Investitionen für XR Collaboration
Als Investitionskosten sollten Unternehmen, die VR und AR in der Zusammenarbeit einsetzen wollen, monatliche Lizenzkosten von 40 bis 100 Euro pro Mitarbeiter sowie zwischen 500 und 1.000 Euro pro VR-Brille einplanen. In Siebers Augen sind das überschaubare Ausgaben, zumal durch den VR-Einsatz Reisekosten eingespart werden können.

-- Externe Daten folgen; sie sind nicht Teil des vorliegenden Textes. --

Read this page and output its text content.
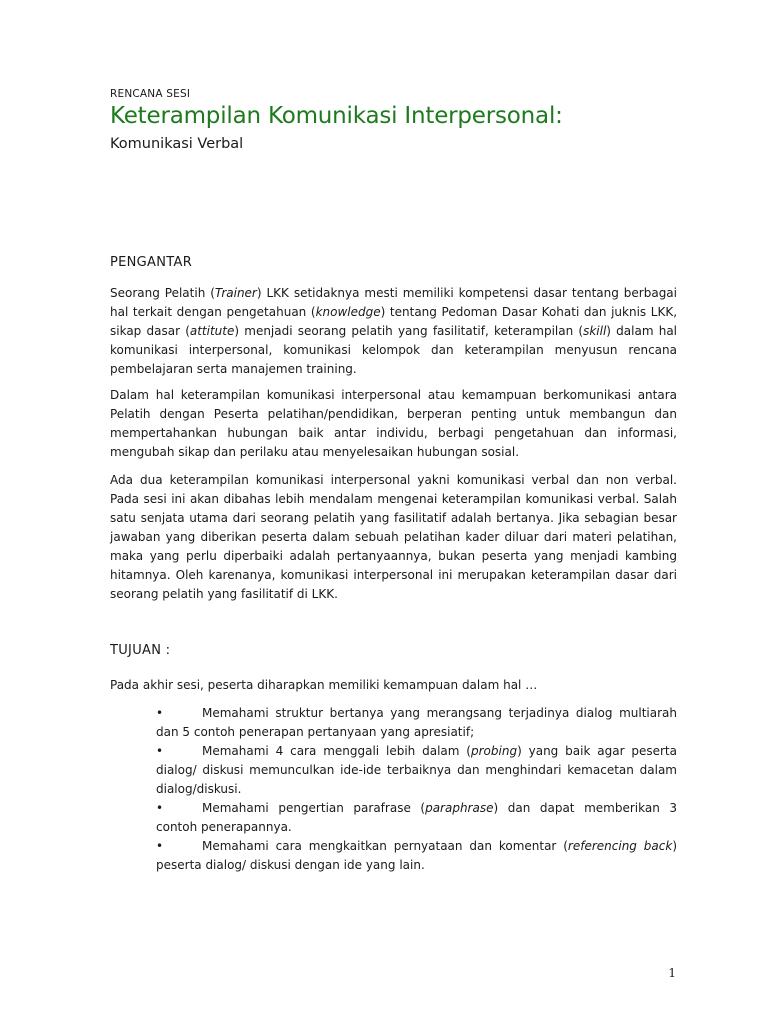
RENCANA SESI

Keterampilan Komunikasi Interpersonal:
Komunikasi Verbal
PENGANTAR

Seorang Pelatih (Trainer) LKK setidaknya mesti memiliki kompetensi dasar tentang berbagai hal terkait dengan pengetahuan (knowledge) tentang Pedoman Dasar Kohati dan juknis LKK, sikap dasar (attitute) menjadi seorang pelatih yang fasilitatif, keterampilan (skill) dalam hal komunikasi interpersonal, komunikasi kelompok dan keterampilan menyusun rencana pembelajaran serta manajemen training.

Dalam hal keterampilan komunikasi interpersonal atau kemampuan berkomunikasi antara Pelatih dengan Peserta pelatihan/pendidikan, berperan penting untuk membangun dan mempertahankan hubungan baik antar individu, berbagi pengetahuan dan informasi, mengubah sikap dan perilaku atau menyelesaikan hubungan sosial.

Ada dua keterampilan komunikasi interpersonal yakni komunikasi verbal dan non verbal. Pada sesi ini akan dibahas lebih mendalam mengenai keterampilan komunikasi verbal. Salah satu senjata utama dari seorang pelatih yang fasilitatif adalah bertanya. Jika sebagian besar jawaban yang diberikan peserta dalam sebuah pelatihan kader diluar dari materi pelatihan, maka yang perlu diperbaiki adalah pertanyaannya, bukan peserta yang menjadi kambing hitamnya. Oleh karenanya, komunikasi interpersonal ini merupakan keterampilan dasar dari seorang pelatih yang fasilitatif di LKK.

TUJUAN :

Pada akhir sesi, peserta diharapkan memiliki kemampuan dalam hal …

•	Memahami struktur bertanya yang merangsang terjadinya dialog multiarah dan 5 contoh penerapan pertanyaan yang apresiatif;
•	Memahami 4 cara menggali lebih dalam (probing) yang baik agar peserta dialog/ diskusi memunculkan ide-ide terbaiknya dan menghindari kemacetan dalam dialog/diskusi.
•	Memahami pengertian parafrase (paraphrase) dan dapat memberikan 3 contoh penerapannya.
•	Memahami cara mengkaitkan pernyataan dan komentar (referencing back) peserta dialog/ diskusi dengan ide yang lain.
1
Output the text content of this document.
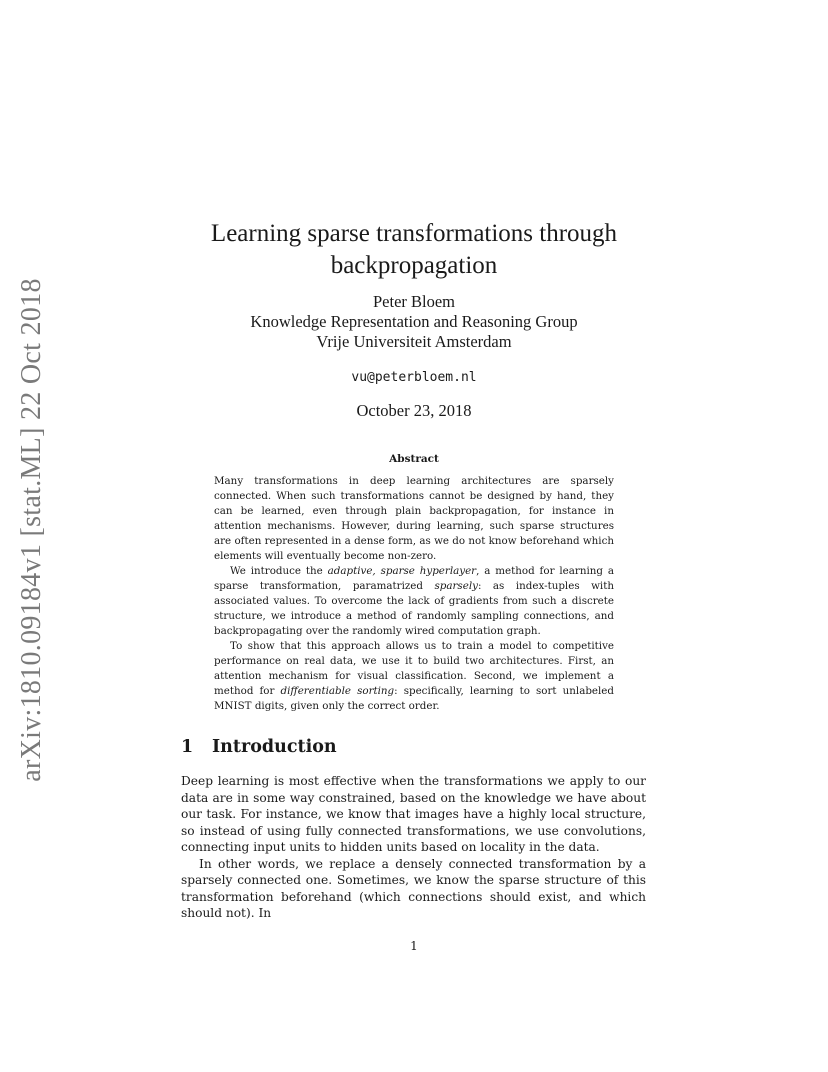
arXiv:1810.09184v1 [stat.ML] 22 Oct 2018
Learning sparse transformations through
backpropagation
Peter Bloem
Knowledge Representation and Reasoning Group
Vrije Universiteit Amsterdam
vu@peterbloem.nl
October 23, 2018
Abstract

Many transformations in deep learning architectures are sparsely connected. When such transformations cannot be designed by hand, they can be learned, even through plain backpropagation, for instance in attention mechanisms. However, during learning, such sparse structures are often represented in a dense form, as we do not know beforehand which elements will eventually become non-zero.

We introduce the adaptive, sparse hyperlayer, a method for learning a sparse transformation, paramatrized sparsely: as index-tuples with associated values. To overcome the lack of gradients from such a discrete structure, we introduce a method of randomly sampling connections, and backpropagating over the randomly wired computation graph.

To show that this approach allows us to train a model to competitive performance on real data, we use it to build two architectures. First, an attention mechanism for visual classification. Second, we implement a method for differentiable sorting: specifically, learning to sort unlabeled MNIST digits, given only the correct order.

1 Introduction

Deep learning is most effective when the transformations we apply to our data are in some way constrained, based on the knowledge we have about our task. For instance, we know that images have a highly local structure, so instead of using fully connected transformations, we use convolutions, connecting input units to hidden units based on locality in the data.

In other words, we replace a densely connected transformation by a sparsely connected one. Sometimes, we know the sparse structure of this transformation beforehand (which connections should exist, and which should not). In

1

Beschleunigt durch die Covid-19-Krise hat eine Reihe von Startups, darunter Spaces, Glue, Immersed und Spatial, XR-Kollaborationsräume entwickelt. Eine Aufgabe von Sieber und ihrem Team ist es, die Tools dieser und anderer Anbieter zu testen und solche herauszusuchen, die sich für die Anforderungen der Kunden am besten eignen.
Im Rhythmus von sechs bis zwölf Wochen werden dann die Tools weiterentwickelt und die Avatare verfeinert. Noch lassen etwa ihre Mimikfähigkeiten zu wünschen übrig, die Gesichter wirken holzschnittartig. Bald soll es auch möglich sein, dass Berührungen der Avatare, etwa ein Abklatschen oder ein Händedruck, beim User als Vibrationen ankommen.